Un exercice complexe par définition… On a pu constater l’écart important entre les impacts réels de la crise du Covid et les scénarios les plus pessimistes alors envisagés par les institutions bancaires. Dès lors que ces projections dépassent l’aspect purement technologique, les banques entrent dans un territoire inconnu où, pour pallier le manque de données qui permettent de prédire l’évolution du changement climatique, elles se voient dans l’obligation de multiplier les scenarii de projections et les calculs, coûteux en ressources. Le chemin vers la décarbonation est sinueux : c’est pourquoi il est indispensable de tester plusieurs stratégies et analyser leurs impacts, à la fois sur les portefeuilles et les indicateurs clés.

Par ailleurs, ce changement est loin d’être transitoire puisque les institutions financières sont appelées à renouveler ces exercices régulièrement.
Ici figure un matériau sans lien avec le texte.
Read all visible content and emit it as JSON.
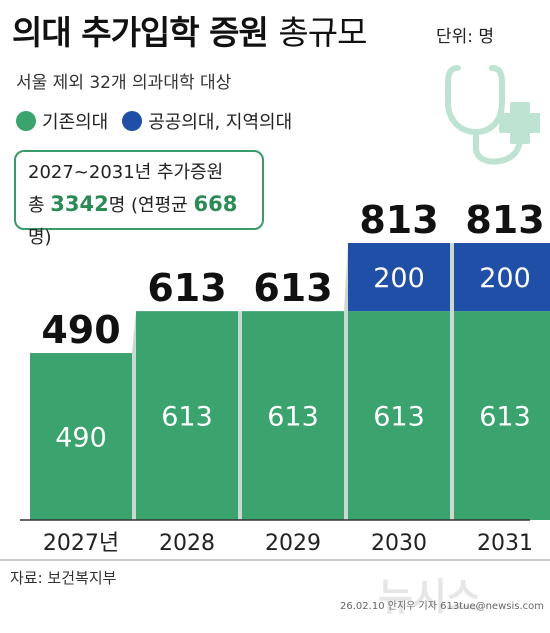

Elles doivent donc réfléchir à l’automatisation et l’industrialisation de ces processus, dans un double objectif assumé : circonscrire les dépenses au strict minimum et optimiser le temps passé sur les analyses et le reporting. S’appuyer sur un outil suffisamment évolutif et adaptable à l’échelle permet de répondre à un besoin de performance sur le long-terme. C’est essentiel sur la voie de la neutralité carbone : la technologie doit servir la prise de décisions stratégiques.

Seules, les institutions financières ne pourront pas répondre à l’enjeu climatique. Ce n’est qu’en collaborant entre elles sur le sujet et en bénéficiant d’un accompagnement méthodologique et technologique qu’elles sauront faire face aux nouvelles exigences des stress tests climatiques. Le temps presse : les banques ont déjà toutes les clés en main, elles doivent désormais se donner les moyens de leurs ambitions, et vite.